İcma ve Kolektif Şuur

İslam, istişareye, fikir teatisine, alternatif düşüncelere her zaman önem vermiştir. Sevâd-ı azam da kolektif şuur ile ittifak etmiş, uygun olmayan subjektif düşünceleri dışlamıştır.Bir başka ifadeyle ümmet genellikle adalet üzerinde ittifak etmiş, ama dalâlet üzerinde icma etmemiştir.

Bununla birlikte zaman zaman ümmetin çoğunluğunun da eksik bilgi, hatalı yorumlar ve yanlış yaklaşımlar nedeniyle bazı konularda yanılabilmesi mümkündür. Yani, ümmetin de yanılma ihtimali her zaman vardır. Bu da daima göz önünde bulundurulmalıdır. Eğer öyle olmasaydı yüce Allah’ın gönderdiği şu ayetlerin bir anlamı kalmazdı.

“Ey İnsanlar! Allah'a muhtaç olan sizsiniz, ama O, hiçbir şeye muhtaç değildir ve hamd O'na mahsustur. O dilerse sizi ortadan kaldırır ve yerinize başka mahlûklar yaratır. Bunu yapmak Allah'a zor değildir.”(el-Fâtır, 35/15-17)

“Ve yalnızca Rabbindir Kendi kendine yeterli, sınırsız merhamet sahibi. O, dilerse siz[in varlığınız]a son verebilir ve daha sonra dilediğini sizin yerinize geçirebilir, tıpkı sizi başka insanların soyundan var ettiği gibi.”(el-Enâm, 6/133)

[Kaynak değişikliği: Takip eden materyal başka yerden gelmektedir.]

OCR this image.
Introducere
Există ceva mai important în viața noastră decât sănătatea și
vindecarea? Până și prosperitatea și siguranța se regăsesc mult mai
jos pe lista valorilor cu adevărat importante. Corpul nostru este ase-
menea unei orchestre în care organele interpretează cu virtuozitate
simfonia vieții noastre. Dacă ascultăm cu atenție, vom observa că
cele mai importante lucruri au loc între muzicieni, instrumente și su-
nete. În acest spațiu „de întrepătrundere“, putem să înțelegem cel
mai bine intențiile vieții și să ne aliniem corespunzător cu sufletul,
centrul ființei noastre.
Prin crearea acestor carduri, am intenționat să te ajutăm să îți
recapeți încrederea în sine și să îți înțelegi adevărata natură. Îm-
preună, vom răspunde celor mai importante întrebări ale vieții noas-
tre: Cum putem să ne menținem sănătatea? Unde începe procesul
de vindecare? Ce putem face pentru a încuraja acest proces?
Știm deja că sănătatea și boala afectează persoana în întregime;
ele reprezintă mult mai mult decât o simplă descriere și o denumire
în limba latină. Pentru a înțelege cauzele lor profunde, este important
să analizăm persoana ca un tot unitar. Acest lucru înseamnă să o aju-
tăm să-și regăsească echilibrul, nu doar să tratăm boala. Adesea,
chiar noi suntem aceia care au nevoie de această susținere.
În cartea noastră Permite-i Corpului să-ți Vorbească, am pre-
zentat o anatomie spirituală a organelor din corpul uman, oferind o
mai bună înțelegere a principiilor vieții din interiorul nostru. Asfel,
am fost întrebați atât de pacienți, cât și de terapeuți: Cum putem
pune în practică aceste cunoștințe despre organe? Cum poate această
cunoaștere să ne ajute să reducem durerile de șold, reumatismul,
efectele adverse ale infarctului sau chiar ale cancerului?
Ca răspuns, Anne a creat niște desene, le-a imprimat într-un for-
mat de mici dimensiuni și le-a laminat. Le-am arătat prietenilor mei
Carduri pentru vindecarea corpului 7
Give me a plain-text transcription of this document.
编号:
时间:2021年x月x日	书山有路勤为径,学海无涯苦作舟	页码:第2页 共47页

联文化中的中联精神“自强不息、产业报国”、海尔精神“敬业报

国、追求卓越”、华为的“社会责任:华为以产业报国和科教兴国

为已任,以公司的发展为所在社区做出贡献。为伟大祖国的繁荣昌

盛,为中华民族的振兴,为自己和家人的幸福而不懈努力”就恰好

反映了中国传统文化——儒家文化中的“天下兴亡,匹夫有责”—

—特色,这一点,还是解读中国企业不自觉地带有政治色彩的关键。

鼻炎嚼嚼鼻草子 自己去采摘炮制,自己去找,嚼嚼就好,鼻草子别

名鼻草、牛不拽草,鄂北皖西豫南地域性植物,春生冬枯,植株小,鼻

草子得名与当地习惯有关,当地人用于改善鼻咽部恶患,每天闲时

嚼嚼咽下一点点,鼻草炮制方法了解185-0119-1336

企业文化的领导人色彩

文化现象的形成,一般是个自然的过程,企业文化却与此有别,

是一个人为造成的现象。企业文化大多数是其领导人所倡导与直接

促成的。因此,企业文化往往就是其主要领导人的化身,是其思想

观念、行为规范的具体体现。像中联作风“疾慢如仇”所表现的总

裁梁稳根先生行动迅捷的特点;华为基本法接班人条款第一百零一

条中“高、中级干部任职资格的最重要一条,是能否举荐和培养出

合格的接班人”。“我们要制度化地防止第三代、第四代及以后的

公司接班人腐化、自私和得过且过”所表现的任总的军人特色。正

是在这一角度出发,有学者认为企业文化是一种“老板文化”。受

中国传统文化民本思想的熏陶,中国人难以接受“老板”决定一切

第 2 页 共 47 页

Bu itibarla dalâlete düşüp dinden dönme tehlikesi herkes için her zaman söz konusudur. Bu nedenledir ki, Allah Teâlâ: “Eğer kim İslâm’dan döner ve sapıklığı tercih ederse, O’nun sevdiği ve O’nu seven müminlere karşı alçak gönüllü, hakikat inkârcılarına karşı onurlu, Allah yolunda üstün çaba gösteren ve kınayanların kınamasından korkmayan bir toplum getireceğini” (el-Mâide, 5/54) ifade etmektedir. Bu ayette “toplum” kelimesinin kullanılması oldukça önemlidir. Zira bu ayet el-Enfâl, 8/53 ve er-Ra’d, 11/13 ayetleriyle birlikte değerlendirildiğinde topluma yüklenen ödev ve sorumluluklar daha iyi anlaşılabilecektir. Çünkü Müslüman olmak sorumluluk almak demektir. Yani; toplumun/ümmetin tamamının olmasa da çoğunluğunun dalâleti tercih etmesinin imkân dâhilinde olduğu bu âyetten anlaşılmaktadır. Dolayısıyla ümmetin çoğunluğuna böyle bir güvencenin/yanılmazlığın verilmediğini söylemek yanlış olmayacaktır.

Yine başka ayetlerde, ümmetin Allah’ın emirlerine karşı gelmesi ve hatada ısrar etmesi halinde onların yerine başka bir kavmin getirileceğinin ifade edilmiş olması da ümmetin/toplumun tamamının yanılıp yanlış kararlar alabileceğini ima etmektedir. Şu ayetleri birlikte okuyalım.

“(Bakın) eğer [Allah yolunda] savaşa çıkmazsanız, sizi çok çetin bir azapla cezalandırıp yerinize başka bir topluluk getirir ki böyle yapmasında O'na hiçbir şekilde engel olamazsınız: çünkü Allah'ın, her şeyi irade ve takdir etmeye gücü yeter.”(et-Tevbe, 9/39)

“Bakın, [ey müminler,] sizler Allah yolunda sınırsızca harcama yapmaya çağrılıyorsunuz: ama sizin aranızda [bile] cimrice davrananlar var! Ve kim [Allah yolunda] cimrice davranırsa, sadece kendisine karşı cimrilik yapmış olur: Çünkü Allah kendi-kendine yeterlidir, halbuki siz [O'na] muhtaçsınız; ve şayet [O'ndan] yüz çevirirseniz, başka toplumları sizin yerinize geçirir ve onlar sizin gibi yapmazlar!”(el-Muhammed, 47/38)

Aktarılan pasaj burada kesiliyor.